As per the intro, taco pads should technically be stored open, which is something worth bearing in mind as storing it closed can have an adverse effect on the pad's durability. Clearly this isn't always ideal, particularly with pads as large as this, as you need a similarly large space to store them which isn't always possible.
At 8kg the Saturn is a reasonable weight for its size. It's a big pad, and with that you expect a bit of heft, but it's nothing out of the ordinary.
The base of the Saturn has rough black anti-slip strips. These do what it says on the tin and stop your pad from slipping, both whilst standing and falling on it. Given that the majority of UK landings are slippery - often grass or mud - and that a totally flat landing is rare, the anti-slip strips are extremely useful and work remarkably well.

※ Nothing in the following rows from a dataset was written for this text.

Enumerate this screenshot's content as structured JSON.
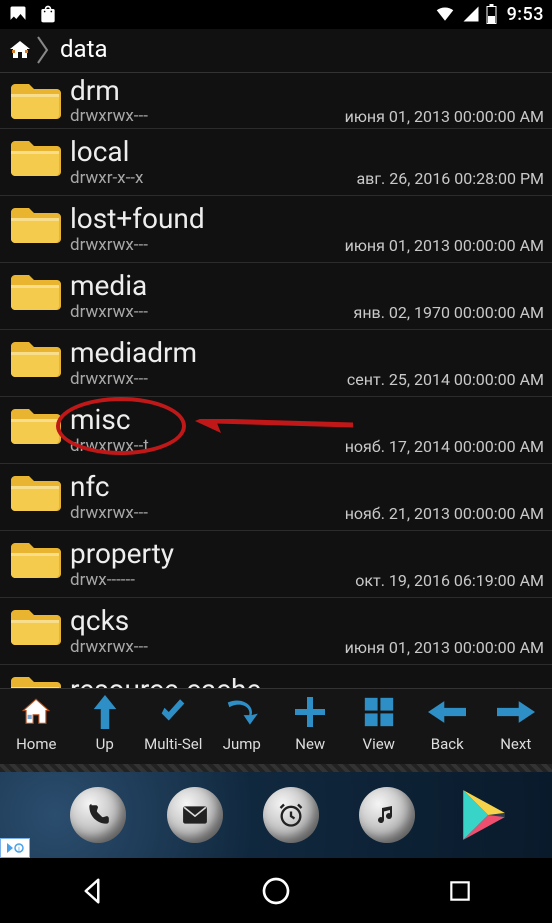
{
  "status": {
    "time": "9:53"
  },
  "breadcrumb": {
    "current": "data"
  },
  "files": [
    {
      "name": "drm",
      "perms": "drwxrwx---",
      "date": "июня 01, 2013 00:00:00 AM"
    },
    {
      "name": "local",
      "perms": "drwxr-x--x",
      "date": "авг. 26, 2016 00:28:00 PM"
    },
    {
      "name": "lost+found",
      "perms": "drwxrwx---",
      "date": "июня 01, 2013 00:00:00 AM"
    },
    {
      "name": "media",
      "perms": "drwxrwx---",
      "date": "янв. 02, 1970 00:00:00 AM"
    },
    {
      "name": "mediadrm",
      "perms": "drwxrwx---",
      "date": "сент. 25, 2014 00:00:00 AM"
    },
    {
      "name": "misc",
      "perms": "drwxrwx--t",
      "date": "нояб. 17, 2014 00:00:00 AM"
    },
    {
      "name": "nfc",
      "perms": "drwxrwx---",
      "date": "нояб. 21, 2013 00:00:00 AM"
    },
    {
      "name": "property",
      "perms": "drwx------",
      "date": "окт. 19, 2016 06:19:00 AM"
    },
    {
      "name": "qcks",
      "perms": "drwxrwx---",
      "date": "июня 01, 2013 00:00:00 AM"
    },
    {
      "name": "resource-cache",
      "perms": "",
      "date": ""
    }
  ],
  "annotation": {
    "highlighted_index": 5
  },
  "toolbar": [
    {
      "id": "home",
      "label": "Home"
    },
    {
      "id": "up",
      "label": "Up"
    },
    {
      "id": "multi",
      "label": "Multi-Sel"
    },
    {
      "id": "jump",
      "label": "Jump"
    },
    {
      "id": "new",
      "label": "New"
    },
    {
      "id": "view",
      "label": "View"
    },
    {
      "id": "back",
      "label": "Back"
    },
    {
      "id": "next",
      "label": "Next"
    }
  ],
  "colors": {
    "accent": "#2e8fc7",
    "annot": "#c01818"
  }
}
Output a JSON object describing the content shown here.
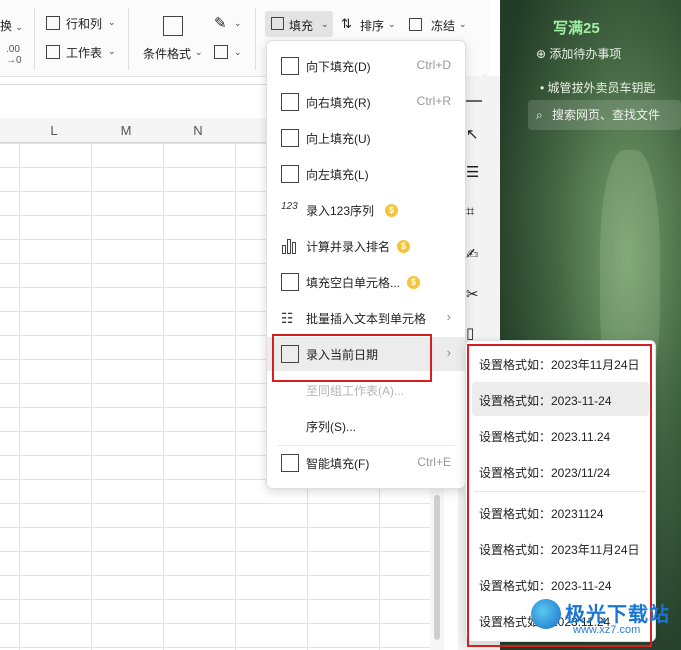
{
  "desktop_widget": {
    "title": "写满25",
    "add_todo": "添加待办事项",
    "item_1": "城管拔外卖员车钥匙",
    "search_placeholder": "搜索网页、查找文件"
  },
  "ribbon": {
    "cut_label": "换",
    "rows_cols_label": "行和列",
    "sheet_label": "工作表",
    "cond_format_label": "条件格式",
    "fill_label": "填充",
    "sort_label": "排序",
    "freeze_label": "冻结"
  },
  "sheet": {
    "columns": [
      "L",
      "M",
      "N"
    ]
  },
  "fill_menu": {
    "items": [
      {
        "label": "向下填充(D)",
        "shortcut": "Ctrl+D",
        "icon": "fill-down-icon"
      },
      {
        "label": "向右填充(R)",
        "shortcut": "Ctrl+R",
        "icon": "fill-right-icon"
      },
      {
        "label": "向上填充(U)",
        "shortcut": "",
        "icon": "fill-up-icon"
      },
      {
        "label": "向左填充(L)",
        "shortcut": "",
        "icon": "fill-left-icon"
      },
      {
        "label": "录入123序列",
        "icon": "sequence-123-icon",
        "premium": true
      },
      {
        "label": "计算并录入排名",
        "icon": "ranking-icon",
        "premium": true
      },
      {
        "label": "填充空白单元格...",
        "icon": "fill-blank-icon",
        "premium": true
      },
      {
        "label": "批量插入文本到单元格",
        "icon": "insert-text-icon",
        "has_submenu": true
      },
      {
        "label": "录入当前日期",
        "icon": "calendar-icon",
        "has_submenu": true,
        "active": true
      },
      {
        "label": "至同组工作表(A)...",
        "disabled": true
      },
      {
        "label": "序列(S)..."
      },
      {
        "label": "智能填充(F)",
        "shortcut": "Ctrl+E",
        "icon": "smart-fill-icon"
      }
    ],
    "coin_glyph": "$"
  },
  "date_submenu": {
    "items": [
      "设置格式如：2023年11月24日",
      "设置格式如：2023-11-24",
      "设置格式如：2023.11.24",
      "设置格式如：2023/11/24",
      "设置格式如：20231124",
      "设置格式如：2023年11月24日",
      "设置格式如：2023-11-24",
      "设置格式如：2023.11.24"
    ]
  },
  "watermark": {
    "name": "极光下载站",
    "url": "www.xz7.com"
  },
  "colors": {
    "highlight": "#d42020",
    "coin": "#f6c43a"
  }
}
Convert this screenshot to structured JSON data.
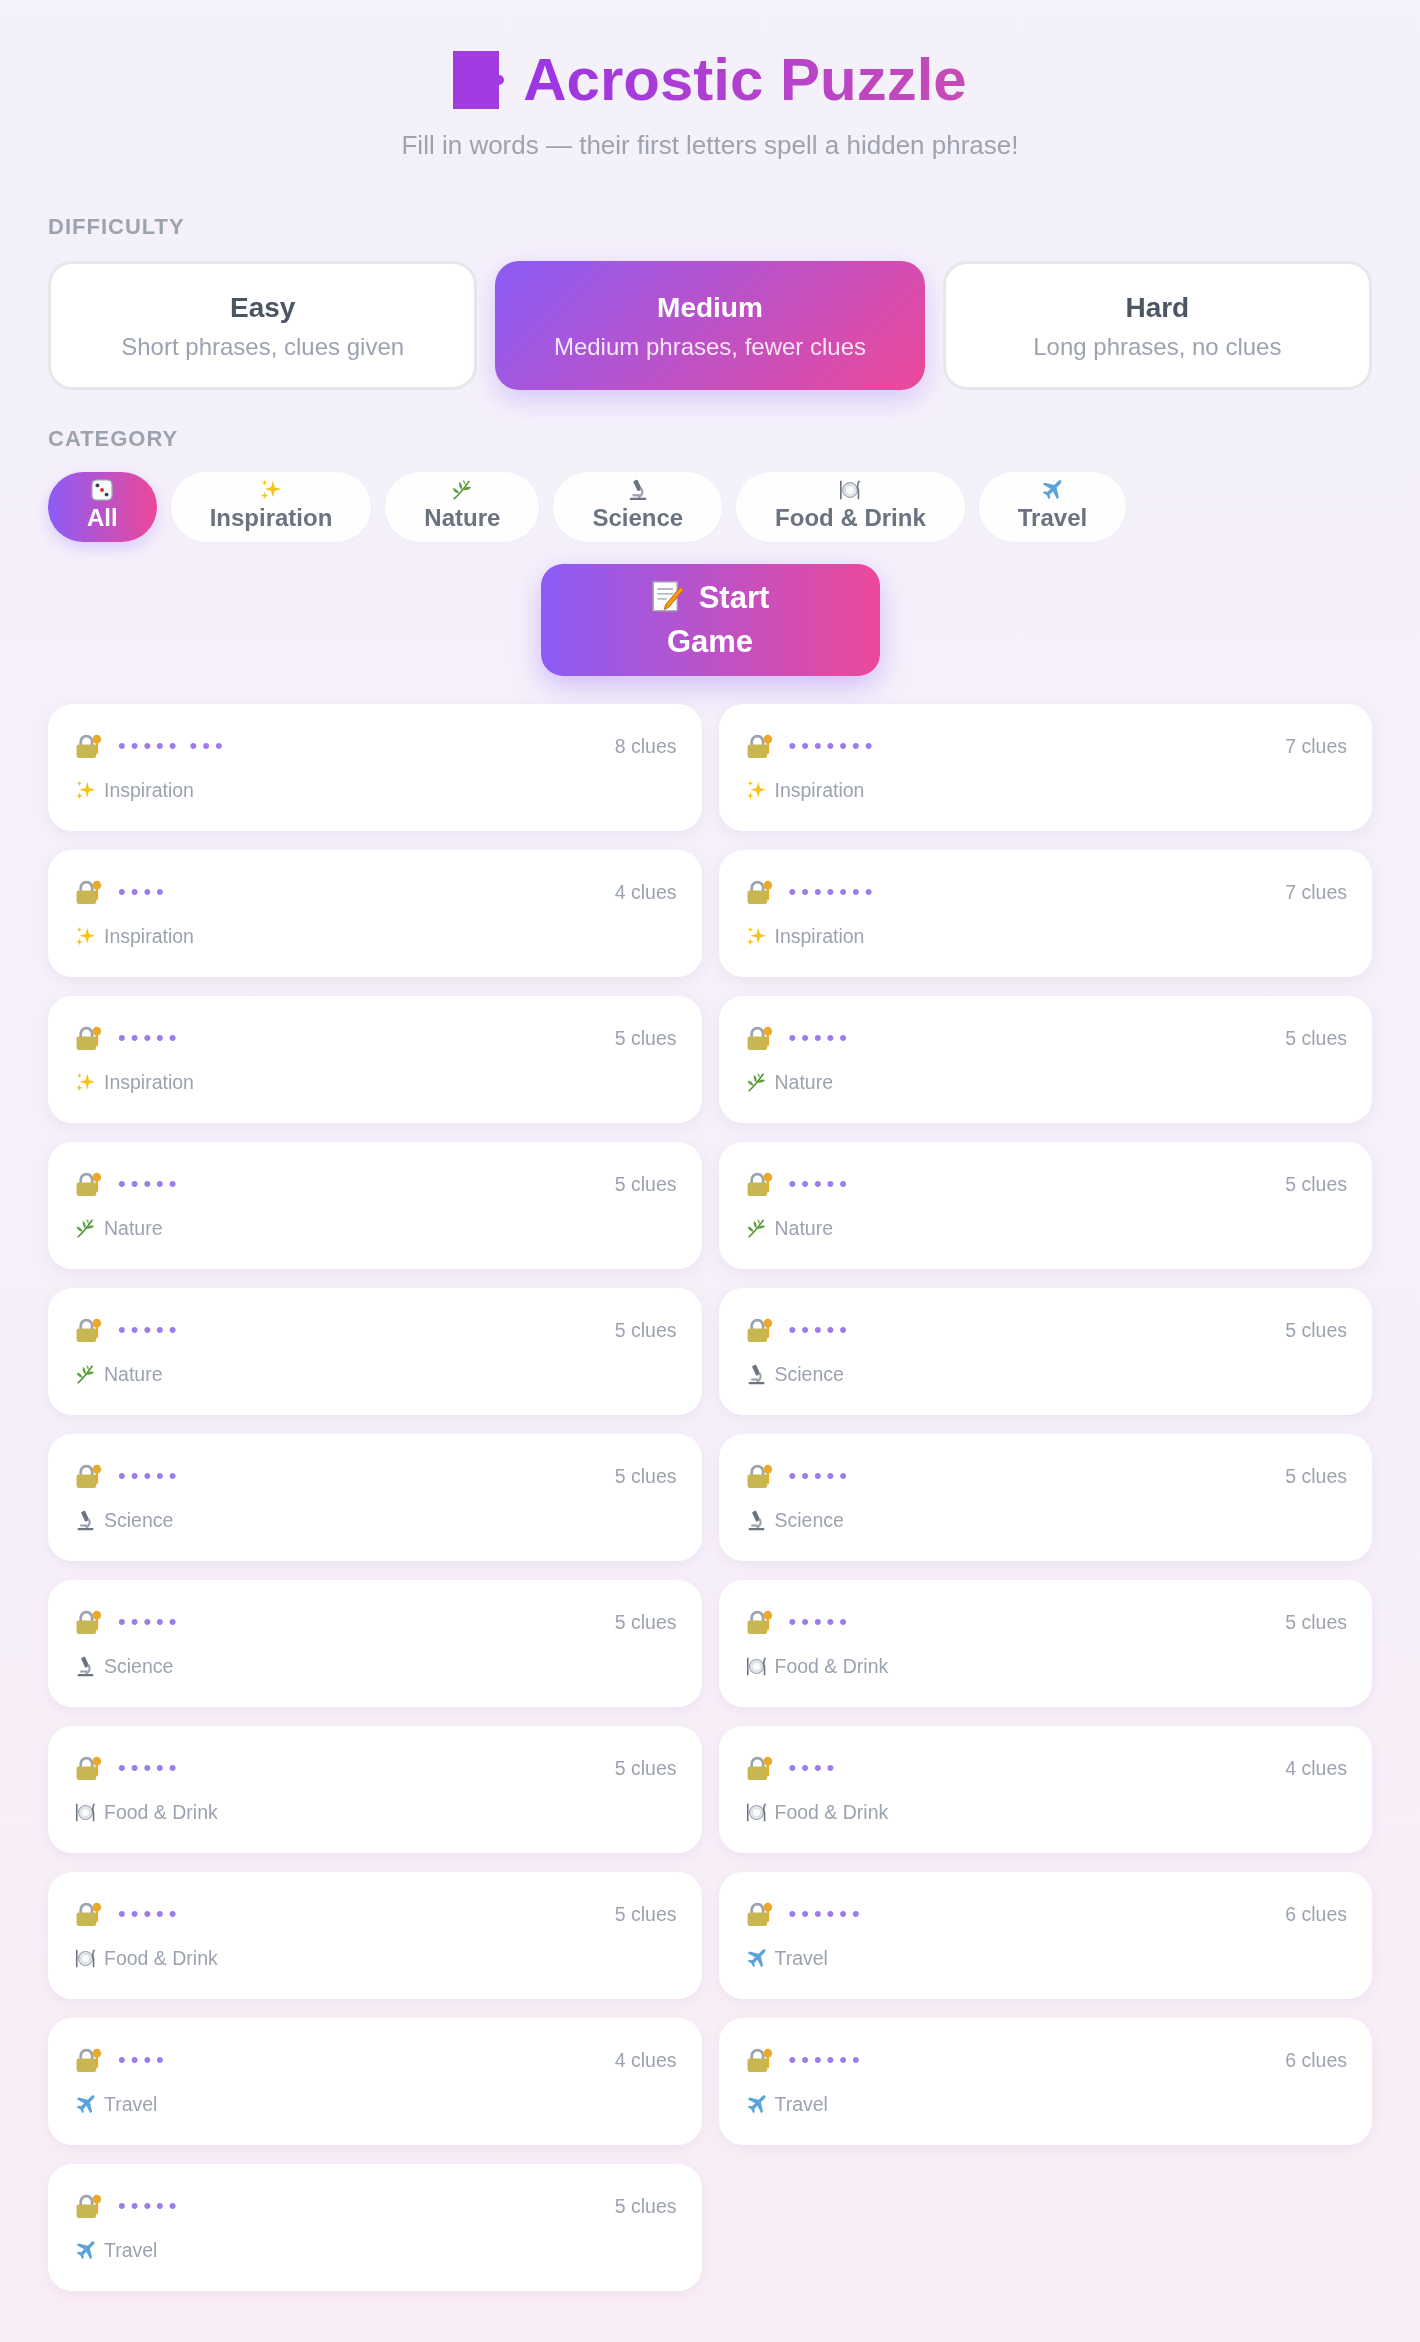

There are fewer things more disconcerting than landing on your mat and having it slip out from underneath your feet, so this feature is one that we really love - not least because of its simplicity (you wouldn't notice it was there).
The Saturn also has an ingenious cover flap (mentioned earlier) which works in three different ways: firstly, it covers the bottom of the mat when folded so your belongings don't fall out. Secondly, when the mat is deployed it covers the straps so that you don't trip on them when walking or landing on the pad. Thirdly, when it's covering the straps, it's carpeted so that you can keep your shoes clean for optimal performance when climbing and to prevent unnecessary erosion on the rock. Another simple but effective feature.
The heaviest and most expensive pad in the test, the SNAP Grand Wham is a bit of a beast. However, with a new improved carry system, sturdy components and some nice features, it is an investment piece that is built to last and a great 'one mat' if you're out by yourself. As well as being reassuringly thick, its Air Cell technology provides soft landings from shorter distances and firmer support for highball falls - you won't bottom out. This construction also means it is unlikely to go soft over time and its taco form is useful for padding out uneven landings. But all this comes at a hefty price and because of its construction, thickness and different landing feel, it doesn't always play nicely with other mats.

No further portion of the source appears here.